Our findings show that utilizing the 3D-CNN to extract high-dimensional spatial features, combined with LSTM to capture the long-term dependencies in time-series data, can better reveal the characteristic brain activity patterns in ASD patients. Furthermore, the GBDT classifier enhances the model’s nonlinear classification capability, and the integration of the voting mechanism significantly improves the robustness and accuracy of the model. With this approach, we were able to effectively differentiate ASD patients from typical controls, achieving high classification accuracy, especially at challenging sites.

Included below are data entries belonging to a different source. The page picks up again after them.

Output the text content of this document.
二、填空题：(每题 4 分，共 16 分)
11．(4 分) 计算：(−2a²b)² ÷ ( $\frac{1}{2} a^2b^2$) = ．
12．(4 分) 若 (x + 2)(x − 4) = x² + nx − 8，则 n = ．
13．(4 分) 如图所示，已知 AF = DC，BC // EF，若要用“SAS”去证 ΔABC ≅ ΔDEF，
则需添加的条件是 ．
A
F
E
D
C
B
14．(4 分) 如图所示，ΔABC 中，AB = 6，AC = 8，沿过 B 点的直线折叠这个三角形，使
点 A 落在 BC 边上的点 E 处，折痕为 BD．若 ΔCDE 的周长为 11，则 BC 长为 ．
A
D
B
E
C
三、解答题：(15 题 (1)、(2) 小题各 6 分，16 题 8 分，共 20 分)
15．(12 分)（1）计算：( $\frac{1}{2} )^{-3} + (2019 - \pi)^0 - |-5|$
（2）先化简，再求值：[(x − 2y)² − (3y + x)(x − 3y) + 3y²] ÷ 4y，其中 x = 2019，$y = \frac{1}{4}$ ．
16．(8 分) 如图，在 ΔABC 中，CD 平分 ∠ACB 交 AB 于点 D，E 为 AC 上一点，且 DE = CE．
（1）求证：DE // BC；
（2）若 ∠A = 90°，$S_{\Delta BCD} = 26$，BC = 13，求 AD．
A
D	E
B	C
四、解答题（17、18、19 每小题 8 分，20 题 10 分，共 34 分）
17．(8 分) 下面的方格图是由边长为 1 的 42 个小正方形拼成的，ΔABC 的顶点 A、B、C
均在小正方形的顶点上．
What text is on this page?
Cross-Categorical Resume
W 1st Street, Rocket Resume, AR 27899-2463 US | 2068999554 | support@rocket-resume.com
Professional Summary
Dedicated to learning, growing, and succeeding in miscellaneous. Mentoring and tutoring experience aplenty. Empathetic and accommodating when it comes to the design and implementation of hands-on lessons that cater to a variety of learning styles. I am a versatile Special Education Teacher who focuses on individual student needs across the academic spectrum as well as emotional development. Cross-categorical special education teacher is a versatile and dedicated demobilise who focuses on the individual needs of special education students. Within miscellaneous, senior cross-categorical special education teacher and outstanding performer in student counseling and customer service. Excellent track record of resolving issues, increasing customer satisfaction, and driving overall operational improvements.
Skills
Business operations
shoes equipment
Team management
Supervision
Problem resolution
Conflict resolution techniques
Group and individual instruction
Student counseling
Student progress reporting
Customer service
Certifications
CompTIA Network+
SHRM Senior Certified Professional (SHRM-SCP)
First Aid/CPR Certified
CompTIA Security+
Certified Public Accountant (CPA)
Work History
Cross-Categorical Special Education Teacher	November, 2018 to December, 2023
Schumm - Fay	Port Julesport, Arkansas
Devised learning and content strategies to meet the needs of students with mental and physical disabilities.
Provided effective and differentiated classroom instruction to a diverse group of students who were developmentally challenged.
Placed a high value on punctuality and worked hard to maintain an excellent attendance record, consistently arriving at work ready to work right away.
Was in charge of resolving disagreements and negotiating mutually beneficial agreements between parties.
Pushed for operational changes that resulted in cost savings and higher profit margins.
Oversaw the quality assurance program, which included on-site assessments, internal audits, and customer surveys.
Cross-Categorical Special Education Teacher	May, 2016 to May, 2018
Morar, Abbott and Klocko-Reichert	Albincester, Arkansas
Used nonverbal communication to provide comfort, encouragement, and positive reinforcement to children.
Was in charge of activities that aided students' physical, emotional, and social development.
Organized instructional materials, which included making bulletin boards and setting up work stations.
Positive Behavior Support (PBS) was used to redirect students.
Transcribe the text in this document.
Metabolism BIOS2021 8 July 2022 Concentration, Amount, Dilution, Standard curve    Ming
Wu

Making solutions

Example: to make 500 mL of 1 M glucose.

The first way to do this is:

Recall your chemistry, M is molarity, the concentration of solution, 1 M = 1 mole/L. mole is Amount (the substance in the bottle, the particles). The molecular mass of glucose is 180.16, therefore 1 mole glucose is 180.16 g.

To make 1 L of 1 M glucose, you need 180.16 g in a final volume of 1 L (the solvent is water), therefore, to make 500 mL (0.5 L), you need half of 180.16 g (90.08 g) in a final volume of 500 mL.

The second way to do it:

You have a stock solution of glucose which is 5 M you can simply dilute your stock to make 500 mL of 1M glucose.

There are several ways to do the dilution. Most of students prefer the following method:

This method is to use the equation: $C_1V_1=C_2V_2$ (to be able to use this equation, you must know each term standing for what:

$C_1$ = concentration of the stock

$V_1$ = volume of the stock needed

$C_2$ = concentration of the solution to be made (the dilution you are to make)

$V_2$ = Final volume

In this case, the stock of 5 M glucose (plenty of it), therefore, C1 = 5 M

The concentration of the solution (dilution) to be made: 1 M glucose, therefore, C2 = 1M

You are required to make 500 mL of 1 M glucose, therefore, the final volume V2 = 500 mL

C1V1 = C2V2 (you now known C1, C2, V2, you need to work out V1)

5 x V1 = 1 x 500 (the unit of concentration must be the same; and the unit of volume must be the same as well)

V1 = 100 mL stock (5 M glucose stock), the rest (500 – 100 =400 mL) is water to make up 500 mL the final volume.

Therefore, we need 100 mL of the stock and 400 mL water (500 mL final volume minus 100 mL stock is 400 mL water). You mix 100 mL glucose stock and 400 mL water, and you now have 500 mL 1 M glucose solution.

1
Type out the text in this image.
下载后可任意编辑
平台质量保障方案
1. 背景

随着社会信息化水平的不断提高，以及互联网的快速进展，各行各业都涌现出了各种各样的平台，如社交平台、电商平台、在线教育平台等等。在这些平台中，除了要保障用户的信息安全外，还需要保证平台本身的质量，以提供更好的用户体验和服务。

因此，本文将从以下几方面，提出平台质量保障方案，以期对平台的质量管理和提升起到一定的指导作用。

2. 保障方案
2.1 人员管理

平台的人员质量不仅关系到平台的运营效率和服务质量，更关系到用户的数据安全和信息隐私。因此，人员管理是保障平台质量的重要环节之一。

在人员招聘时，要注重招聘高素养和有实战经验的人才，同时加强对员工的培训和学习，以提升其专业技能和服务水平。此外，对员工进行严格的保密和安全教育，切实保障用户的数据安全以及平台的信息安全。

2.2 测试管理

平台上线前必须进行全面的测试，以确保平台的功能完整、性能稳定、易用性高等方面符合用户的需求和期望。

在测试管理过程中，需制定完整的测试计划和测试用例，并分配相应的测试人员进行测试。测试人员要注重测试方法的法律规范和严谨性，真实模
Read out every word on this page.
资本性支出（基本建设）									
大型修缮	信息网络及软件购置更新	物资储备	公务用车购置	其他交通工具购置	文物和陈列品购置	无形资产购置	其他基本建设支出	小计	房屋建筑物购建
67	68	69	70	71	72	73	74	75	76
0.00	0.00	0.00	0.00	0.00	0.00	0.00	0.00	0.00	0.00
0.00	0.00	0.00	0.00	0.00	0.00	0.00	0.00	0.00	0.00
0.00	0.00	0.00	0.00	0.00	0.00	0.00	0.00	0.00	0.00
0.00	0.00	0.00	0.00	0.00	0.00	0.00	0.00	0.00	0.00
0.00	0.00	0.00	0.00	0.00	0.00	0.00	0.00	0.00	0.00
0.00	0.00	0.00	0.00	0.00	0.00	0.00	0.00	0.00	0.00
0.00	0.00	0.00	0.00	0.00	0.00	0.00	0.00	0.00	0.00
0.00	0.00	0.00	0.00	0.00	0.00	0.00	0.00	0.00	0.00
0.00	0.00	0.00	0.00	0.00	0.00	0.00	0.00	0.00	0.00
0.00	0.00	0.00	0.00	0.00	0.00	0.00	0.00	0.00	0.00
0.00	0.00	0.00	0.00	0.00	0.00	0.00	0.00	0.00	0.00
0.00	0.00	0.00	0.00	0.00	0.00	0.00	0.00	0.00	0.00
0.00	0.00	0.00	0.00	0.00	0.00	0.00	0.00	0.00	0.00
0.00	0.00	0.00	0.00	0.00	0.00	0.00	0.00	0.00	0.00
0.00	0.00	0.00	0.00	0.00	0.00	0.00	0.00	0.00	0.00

Although our study has made considerable progress, several challenges remain. Firstly, the performance variation across sites may be attributed to data heterogeneity, sample size differences, and variations in preprocessing protocols. Future work will focus on optimizing and standardizing preprocessing strategies as well as enhancing model generalization to improve stability and applicability across diverse datasets. Secondly, while the proposed spatiotemporal feature extraction and voting mechanisms have demonstrated efficacy in ASD classification, the high dimensionality and abstract nature of the extracted features pose challenges for biological interpretability. Developing methods to map these learned features onto meaningful neurobiological constructs will be an important direction for future research. Lastly, the framework introduced here provides promising insights for the identification of other neurodevelopmental disorders, such as ADHD or schizophrenia, and could be adapted accordingly to broaden its clinical utility.
Overall, the results of this study provide a new approach for the automated diagnosis of ASD, particularly in the modeling of spatiotemporal features. In the future, we will continue to explore advanced deep learning techniques, incorporate larger and more diverse datasets, and further improve the accuracy and generalizability of the model.